Leveraged issues have been the subject of great controversy. Some believe, mistakenly in our opinion, short leveraged products particularly were in some ways responsible for enhancing stock market declines during the 2008 bear market. These views are mistaken since there were many other products (options and futures) that allowed investors to short major market indexes.
Critics suggest that since there was and is no "uptick" rule for shorting this enhanced market declines. But, all one had to do was watch a live market streaming tape during the worst of the declines and you would see plenty of upticks with the decline.
Also, critics are more correct to point to presumed tracking inefficiencies. A typical investor would complain after buying one of these products and see a few months later they didn't match the expected two or three times the index or ETF. This was primarily due to longer holding periods when periods of high periods of volatility persisted combined with compounding problems given daily tracking methodologies used by sponsors. We've written more about this in this article.
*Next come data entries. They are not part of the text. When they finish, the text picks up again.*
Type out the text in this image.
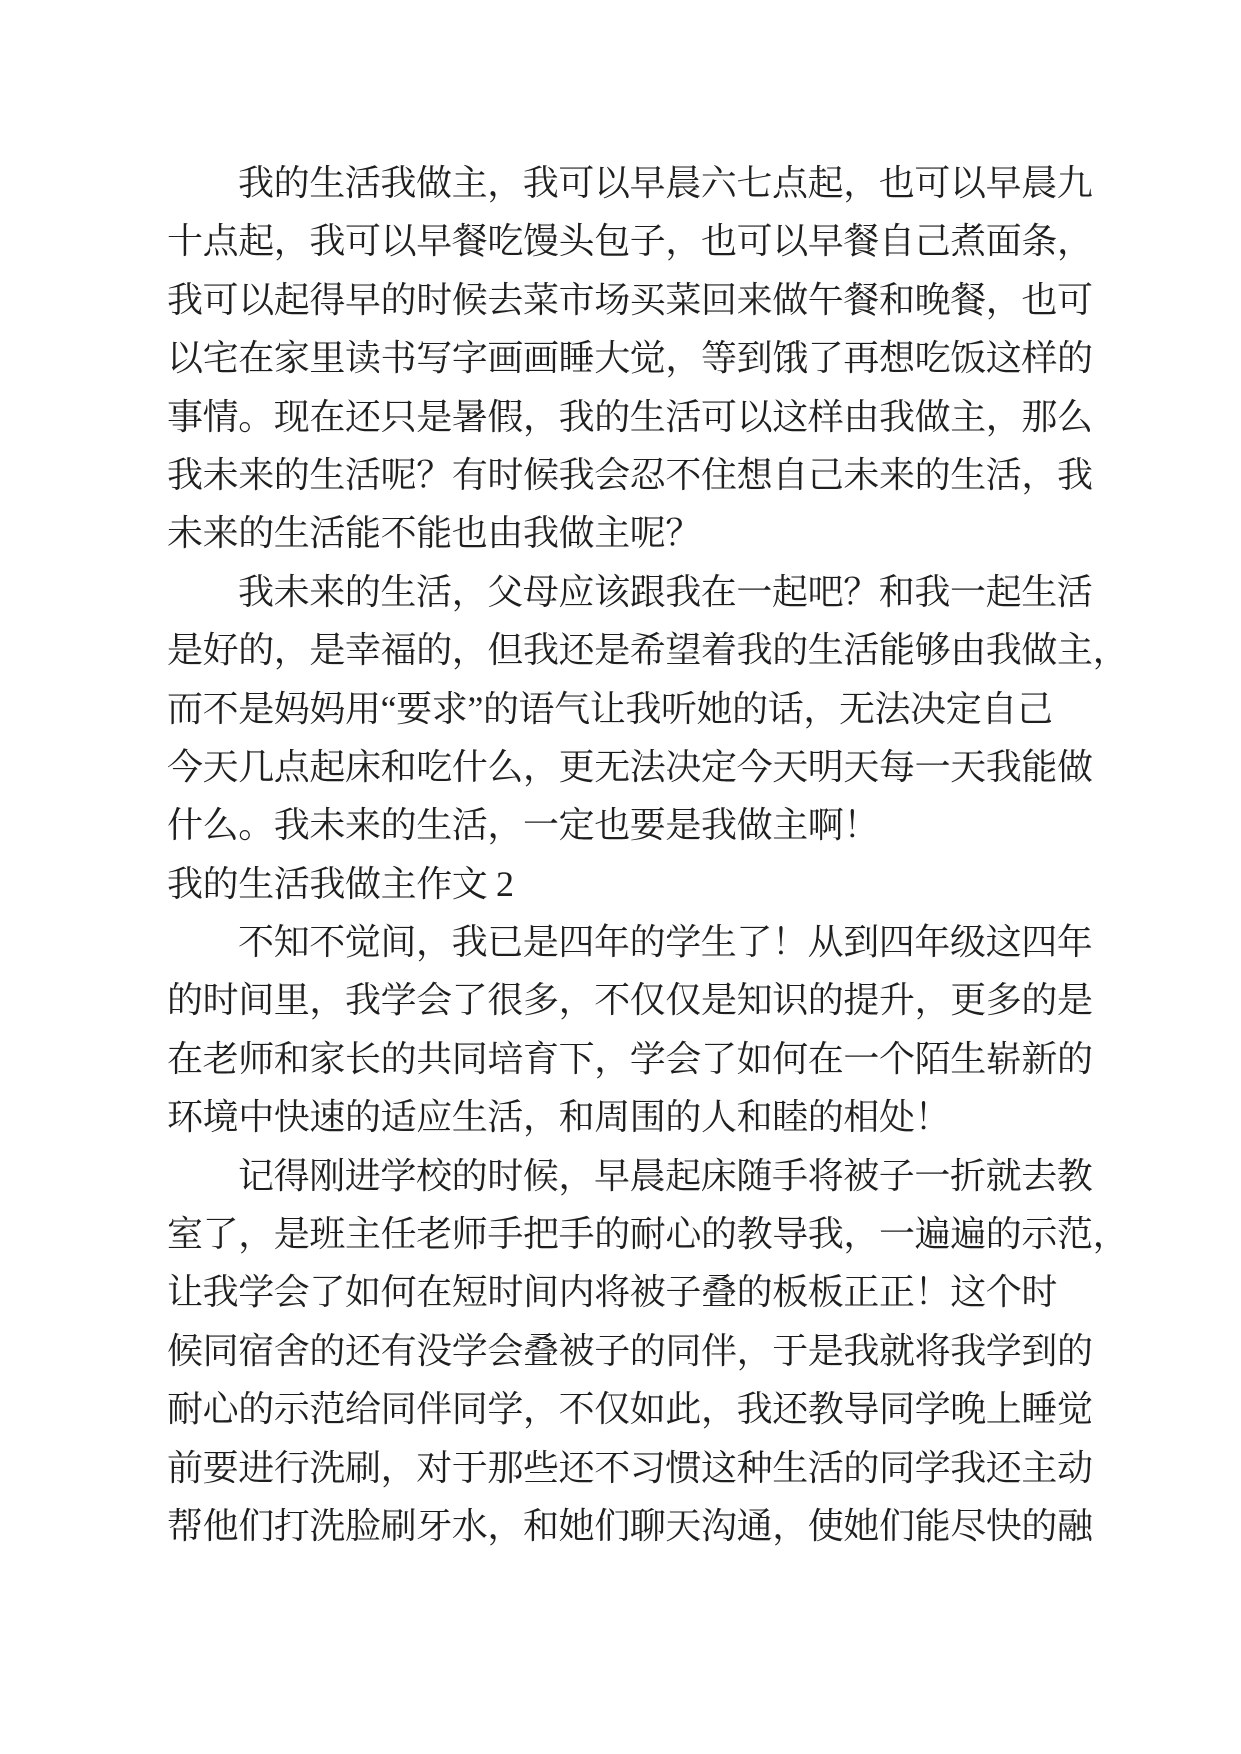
我的生活我做主，我可以早晨六七点起，也可以早晨九
十点起，我可以早餐吃馒头包子，也可以早餐自己煮面条，
我可以起得早的时候去菜市场买菜回来做午餐和晚餐，也可
以宅在家里读书写字画画睡大觉，等到饿了再想吃饭这样的
事情。现在还只是暑假，我的生活可以这样由我做主，那么
我未来的生活呢？有时候我会忍不住想自己未来的生活，我
未来的生活能不能也由我做主呢？
我未来的生活，父母应该跟我在一起吧？和我一起生活
是好的，是幸福的，但我还是希望着我的生活能够由我做主，
而不是妈妈用“要求”的语气让我听她的话，无法决定自己
今天几点起床和吃什么，更无法决定今天明天每一天我能做
什么。我未来的生活，一定也要是我做主啊！
我的生活我做主作文 2
不知不觉间，我已是四年的学生了！从到四年级这四年
的时间里，我学会了很多，不仅仅是知识的提升，更多的是
在老师和家长的共同培育下，学会了如何在一个陌生崭新的
环境中快速的适应生活，和周围的人和睦的相处！
记得刚进学校的时候，早晨起床随手将被子一折就去教
室了，是班主任老师手把手的耐心的教导我，一遍遍的示范，
让我学会了如何在短时间内将被子叠的板板正正！这个时
候同宿舍的还有没学会叠被子的同伴，于是我就将我学到的
耐心的示范给同伴同学，不仅如此，我还教导同学晚上睡觉
前要进行洗刷，对于那些还不习惯这种生活的同学我还主动
帮他们打洗脸刷牙水，和她们聊天沟通，使她们能尽快的融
One thing remains clear when dealing with leveraged issues of all types-they must be traded and used tactically. They're not "buy and hold" products, but then neither are alternative products like options or futures. Investors wishing to participate in these issues must understand the higher risks associated with these including tracking issues cited above. Investors must be sophisticated and experienced in their dealing employing strategies to mitigate higher risks associated with these products.
We have found that successfully dealing in these requires a technically-based approach.